Beach Rats is a good coming-of-age movie from a gay perspective, but its middle portions are the most compelling.  It’s bookended by familiar emotions and the finish line is the type of gut-wrenching finale audiences expect from a sombre story like this one, but writer/director Eliza Hittman takes an interesting route to get there.

Beach Rats is about living in fear.  Frankie (played by newcomer Harris Dickinson) grows up in a family without a prominent male figure, his social relationships depend on distinguishable masculinity, and he’s attracted to older men he meets through uninhibited ChatRoulette-inspired chatrooms.  Love, friendship, and family are essential components to Frankie’s life, yet they’re judgemental enough for Frankie to suppress his true personality.  The fact that he forces himself into a heterosexual romance with fellow New Yorker Simone (Madeline Weinstein), and confesses his uncertainty to the strangers he cruises for online only makes him more self-conscious to his desperate need to fit in.

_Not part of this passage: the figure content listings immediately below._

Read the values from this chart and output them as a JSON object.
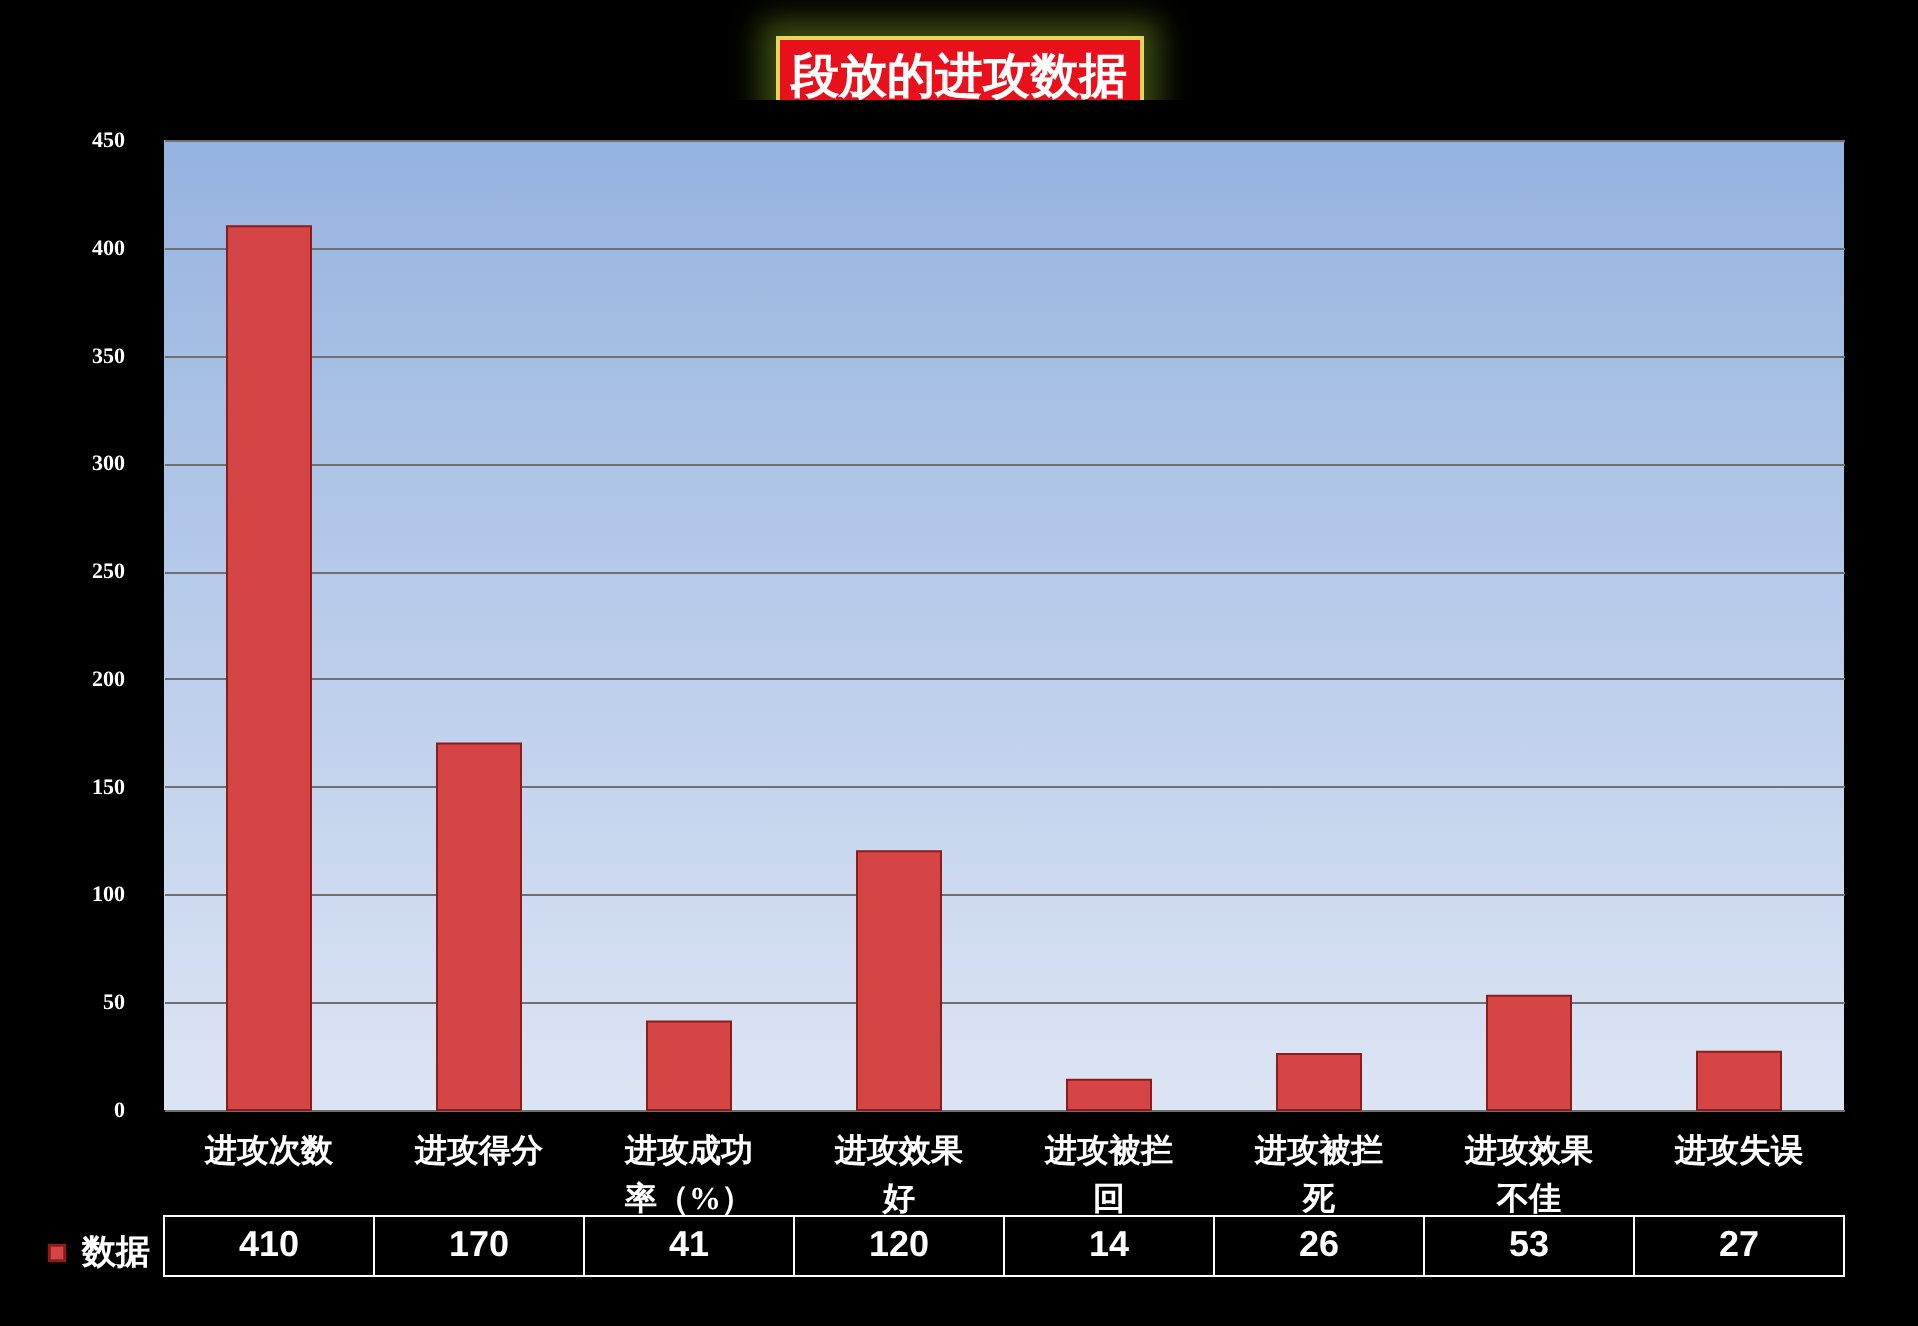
{
  "chart_data": {
    "type": "bar",
    "title": "段放的进攻数据",
    "categories": [
      "进攻次数",
      "进攻得分",
      "进攻成功率（%）",
      "进攻效果好",
      "进攻被拦回",
      "进攻被拦死",
      "进攻效果不佳",
      "进攻失误"
    ],
    "series": [
      {
        "name": "数据",
        "color": "#d64545",
        "values": [
          410,
          170,
          41,
          120,
          14,
          26,
          53,
          27
        ]
      }
    ],
    "ylim": [
      0,
      450
    ],
    "yticks": [
      0,
      50,
      100,
      150,
      200,
      250,
      300,
      350,
      400,
      450
    ],
    "grid": "y",
    "data_labels": true,
    "legend": "bottom left"
  }
}
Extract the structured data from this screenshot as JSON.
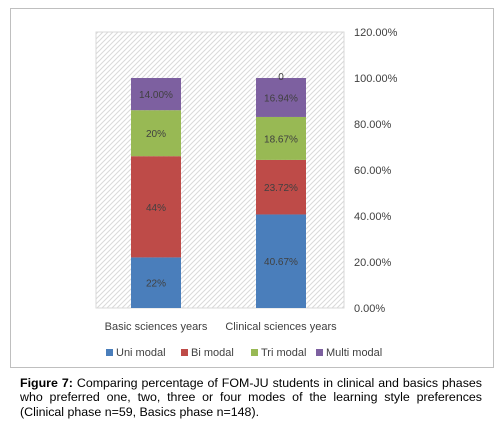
{
  "chart_data": {
    "type": "stacked-bar",
    "categories": [
      "Basic sciences years",
      "Clinical sciences years"
    ],
    "series": [
      {
        "name": "Uni modal",
        "color": "#4a7ebb",
        "values": [
          22,
          40.67
        ],
        "labels": [
          "22%",
          "40.67%"
        ]
      },
      {
        "name": "Bi modal",
        "color": "#be4b48",
        "values": [
          44,
          23.72
        ],
        "labels": [
          "44%",
          "23.72%"
        ]
      },
      {
        "name": "Tri modal",
        "color": "#98b954",
        "values": [
          20,
          18.67
        ],
        "labels": [
          "20%",
          "18.67%"
        ]
      },
      {
        "name": "Multi modal",
        "color": "#7d60a0",
        "values": [
          14,
          16.94
        ],
        "labels": [
          "14.00%",
          "16.94%"
        ]
      }
    ],
    "annotations": [
      {
        "category": "Clinical sciences years",
        "text": "0"
      }
    ],
    "ylim": [
      0,
      120
    ],
    "yticks": [
      0,
      20,
      40,
      60,
      80,
      100,
      120
    ],
    "ytick_labels": [
      "0.00%",
      "20.00%",
      "40.00%",
      "60.00%",
      "80.00%",
      "100.00%",
      "120.00%"
    ],
    "y_axis_side": "right",
    "background_pattern": "diagonal-hatch",
    "legend": "bottom"
  },
  "caption": {
    "label": "Figure 7:",
    "text": " Comparing percentage of FOM-JU students in clinical and basics phases who preferred one, two, three or four modes of the learning style preferences (Clinical phase n=59, Basics phase n=148)."
  }
}
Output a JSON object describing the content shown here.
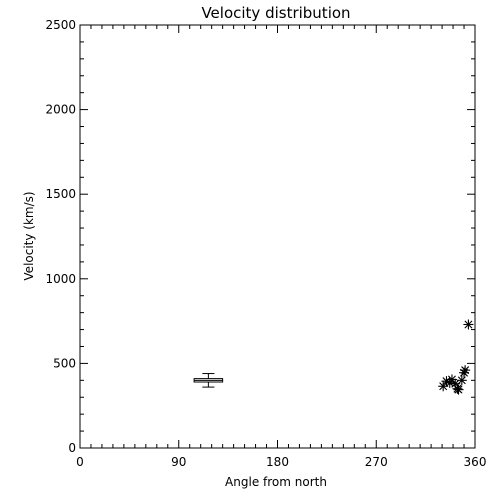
{
  "chart_data": {
    "type": "scatter",
    "title": "Velocity distribution",
    "xlabel": "Angle from north",
    "ylabel": "Velocity (km/s)",
    "xlim": [
      0,
      360
    ],
    "ylim": [
      0,
      2500
    ],
    "xticks": [
      0,
      90,
      180,
      270,
      360
    ],
    "yticks": [
      0,
      500,
      1000,
      1500,
      2000,
      2500
    ],
    "grid": false,
    "series": [
      {
        "marker": "asterisk",
        "points": [
          {
            "x": 331,
            "y": 365
          },
          {
            "x": 334,
            "y": 395
          },
          {
            "x": 337,
            "y": 385
          },
          {
            "x": 339,
            "y": 405
          },
          {
            "x": 342,
            "y": 380
          },
          {
            "x": 344,
            "y": 350
          },
          {
            "x": 345,
            "y": 345
          },
          {
            "x": 348,
            "y": 400
          },
          {
            "x": 350,
            "y": 445
          },
          {
            "x": 351,
            "y": 460
          },
          {
            "x": 354,
            "y": 730
          }
        ]
      },
      {
        "type": "box",
        "x_min": 104,
        "x_max": 130,
        "x_center": 117,
        "y_min": 360,
        "y_q1": 390,
        "y_median": 400,
        "y_q3": 410,
        "y_max": 440
      }
    ]
  }
}
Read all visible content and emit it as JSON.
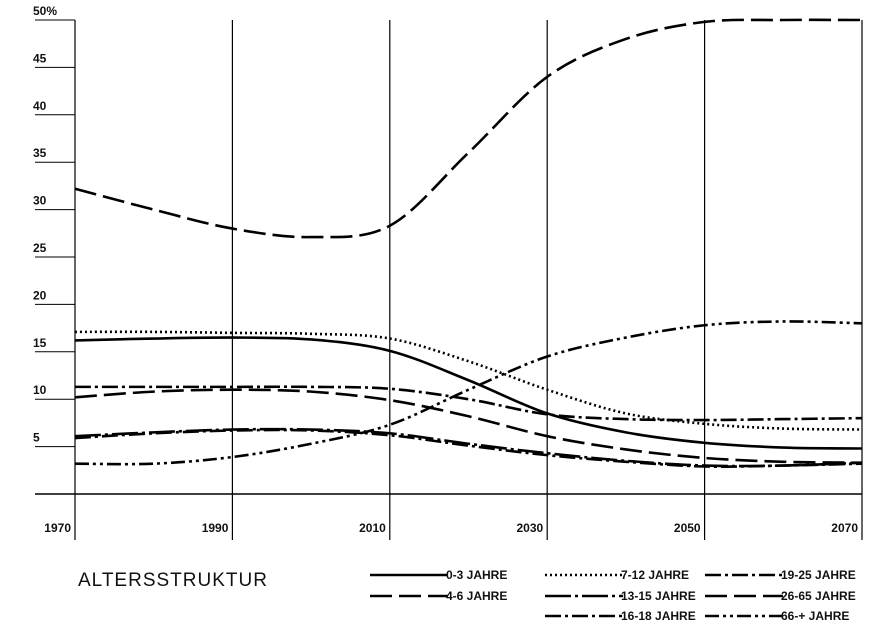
{
  "chart_data": {
    "type": "line",
    "title": "ALTERSSTRUKTUR",
    "x": [
      1970,
      1980,
      1990,
      2000,
      2010,
      2020,
      2030,
      2040,
      2050,
      2060,
      2070
    ],
    "xlim": [
      1970,
      2070
    ],
    "xticks": [
      1970,
      1990,
      2010,
      2030,
      2050,
      2070
    ],
    "ylim": [
      0,
      50
    ],
    "yticks": [
      5,
      10,
      15,
      20,
      25,
      30,
      35,
      40,
      45,
      {
        "value": 50,
        "label": "50%"
      }
    ],
    "grid": true,
    "series": [
      {
        "name": "0-3 JAHRE",
        "color": "#000000",
        "dash": "solid",
        "values": [
          16.2,
          16.4,
          16.5,
          16.3,
          15.1,
          12,
          8.5,
          6.5,
          5.4,
          4.9,
          4.8
        ]
      },
      {
        "name": "4-6 JAHRE",
        "color": "#000000",
        "dash": "dashed",
        "values": [
          10.2,
          10.8,
          11.0,
          10.8,
          9.9,
          8.2,
          6.1,
          4.7,
          3.8,
          3.4,
          3.3
        ]
      },
      {
        "name": "7-12 JAHRE",
        "color": "#000000",
        "dash": "dotted",
        "values": [
          17.1,
          17.1,
          17.0,
          16.9,
          16.4,
          14,
          11,
          8.5,
          7.4,
          6.9,
          6.8
        ]
      },
      {
        "name": "13-15 JAHRE",
        "color": "#000000",
        "dash": "longdashdot",
        "values": [
          6.1,
          6.5,
          6.8,
          6.8,
          6.4,
          5.3,
          4.3,
          3.5,
          3.0,
          3.0,
          3.3
        ]
      },
      {
        "name": "16-18 JAHRE",
        "color": "#000000",
        "dash": "dashdot",
        "values": [
          5.9,
          6.4,
          6.7,
          6.7,
          6.2,
          5.1,
          4.1,
          3.4,
          2.9,
          3.0,
          3.2
        ]
      },
      {
        "name": "19-25 JAHRE",
        "color": "#000000",
        "dash": "dashdot",
        "values": [
          11.3,
          11.3,
          11.3,
          11.3,
          11.1,
          10,
          8.4,
          7.9,
          7.8,
          7.9,
          8.0
        ]
      },
      {
        "name": "26-65 JAHRE",
        "color": "#000000",
        "dash": "dashed",
        "values": [
          32.2,
          30,
          28,
          27.1,
          28.3,
          36,
          44,
          48,
          49.8,
          50,
          50
        ]
      },
      {
        "name": "66-+ JAHRE",
        "color": "#000000",
        "dash": "dashdotdot",
        "values": [
          3.2,
          3.2,
          3.9,
          5.3,
          7.3,
          11,
          14.5,
          16.5,
          17.8,
          18.2,
          18.0
        ]
      }
    ]
  }
}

Hittman knows she’s showing the underbelly to a personal tragedy, and she wants to make the experience as raw as possible;  going so far as to have cinematographer Hélène Louvart shoot Beach Rats on Super 16mm film.  She succeeds, and her ambitious choices pay off.  The finished film even resembles a product of Larry Clark’s early career circa Kids.  Harris Dickinson also does a commendable job of winning the audience’s empathy through sparse dialogue and conflicted expressions, as well as building tension when he starts to fuse his secret life with his public persona.